Terdiri dari rangkaian gunung lipatan berupa bukit-bukit rendah atau pegunungan dan diselingi oleh beberapa gunung-gunung api. Dan ini biasanya berbatasan dengan dataran aluvial.

          3.         Laut di Pulau Jawa

Laut Jawa adalah perairan dangkal dengan luas kira-kira 310.000 km2 diantara Pulau Kalimantan, Jawa, Sumatera, dan Sulawesi di gugusan kepulauan Indonesia. Laut ini relatif muda, terbentuk pada Zaman Es terakhir (sekitar 12.000 tahun SM) ketika dua sistem sungai bersatu. Di barat lautnya, Selat Karimata yang menghubungkannya dengan Laut China Selatan. Di bagian barat daya, laut ini terhubung ke samudra Indonesia melalui selat Sunda. Pada masa lalu, Selat Karimata dan Laut Jawa ini dikenal pula sebagai Laut Sunda

Perikanan adalah kegiatan ekonomi penting di Laut Jawa. Ada 3000 lebih spesies kehidupan laut jawa di daerah ini. Laut jawa khususnya di bagian barat memiliki cadangan minyak bumi dan gas alam yang dapat di eksploitasi.

Dalam sejarah Perang Dunia II, Laut Jawa merupakan lokasi naas bagi pasukan sekutu. Pada bulan Februari dan Maret 1942, angkatan Laut Belanda, Britania, Australia, dan Amerika Serikat nyaris dihancurkan serangan Jepang.
          4.         Sungai dan danau

Sungai merupakan jalan air alami. mengalir menuju Samudera, Danau atau laut, atau ke sungai yang lain.

Pada beberapa kasus, sebuah sungai secara sederhana mengalir meresap ke dalam tanah sebelum menemukan badan air lainnya. Dengan melalui sungai merupakan cara yang biasa bagi air hujan yang turun di daratan untuk mengalir ke laut atau tampungan air yang besar seperti danau. Sungai terdiri dari beberapa bagian, bermula dari mata air yang mengalir ke anak sungai. Beberapa anak sungai akan bergabung untuk membentuk sungai utama. Aliran air biasanya berbatasan dengan kepada saluran dengan dasar dan tebing di sebelah kiri dan kanan. Penghujung sungai di mana sungai bertemu laut dikenali sebagai muara sungai.

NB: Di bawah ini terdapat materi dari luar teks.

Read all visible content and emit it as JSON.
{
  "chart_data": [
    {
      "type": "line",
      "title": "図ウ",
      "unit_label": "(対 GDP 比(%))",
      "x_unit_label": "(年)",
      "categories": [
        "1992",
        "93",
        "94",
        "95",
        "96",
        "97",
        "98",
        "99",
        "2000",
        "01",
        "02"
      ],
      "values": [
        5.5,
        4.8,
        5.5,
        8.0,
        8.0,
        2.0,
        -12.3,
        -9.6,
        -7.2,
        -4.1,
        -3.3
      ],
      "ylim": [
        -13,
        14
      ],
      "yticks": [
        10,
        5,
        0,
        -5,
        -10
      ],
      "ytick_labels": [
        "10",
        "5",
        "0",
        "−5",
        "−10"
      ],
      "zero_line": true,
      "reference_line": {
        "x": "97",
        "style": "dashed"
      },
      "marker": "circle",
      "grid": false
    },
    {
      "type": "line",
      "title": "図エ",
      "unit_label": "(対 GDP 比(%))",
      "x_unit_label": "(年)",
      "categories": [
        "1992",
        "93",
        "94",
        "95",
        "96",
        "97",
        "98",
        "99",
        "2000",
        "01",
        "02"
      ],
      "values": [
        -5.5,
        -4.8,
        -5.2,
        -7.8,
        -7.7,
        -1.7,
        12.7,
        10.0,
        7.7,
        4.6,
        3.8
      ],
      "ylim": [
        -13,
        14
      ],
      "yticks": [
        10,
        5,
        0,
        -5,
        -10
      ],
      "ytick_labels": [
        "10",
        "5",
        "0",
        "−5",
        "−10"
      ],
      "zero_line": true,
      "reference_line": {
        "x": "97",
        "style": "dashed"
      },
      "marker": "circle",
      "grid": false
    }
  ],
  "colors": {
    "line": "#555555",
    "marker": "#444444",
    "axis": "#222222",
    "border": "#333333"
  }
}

Sungai merupakan salah satu bagian dari siklus hidrologi. Air dalam sungai umumnya terkumpul dari presipitasi, seperti hujan,embun, mata air, limpasan bawah tanah, dan di beberapa negara tertentu air sungai juga berasal dari lelehan es / salju. Selain air, sungai juga mengalirkan sedimen dan polutan.

Kemanfaatan terbesar sebuah sungai adalah untuk irigasi pertanian, bahan baku air minum, sebagai saluran pembuangan air hujan dan air limbah, bahkan sebenarnya potensial untuk dijadikan objek wisata sungai. Di Indonesia saat ini terdapat 5.950 daerah aliran sungai(DAS).
Perlu juga dikemukakan bahwa sodetan sungai kini telah tergolong sebagai alternatif yang primitif jika ditinjau dari konsep ekohidrologi, serta tidak selaras dengan kesepakatan dunia pada KTT Bumi (Earth Summit) di Johannesburg bulan September 2002 yang mengklasifikasikan sodetan sungai (river diversion) sebagai pembangunan yang tidak berkelanjutan.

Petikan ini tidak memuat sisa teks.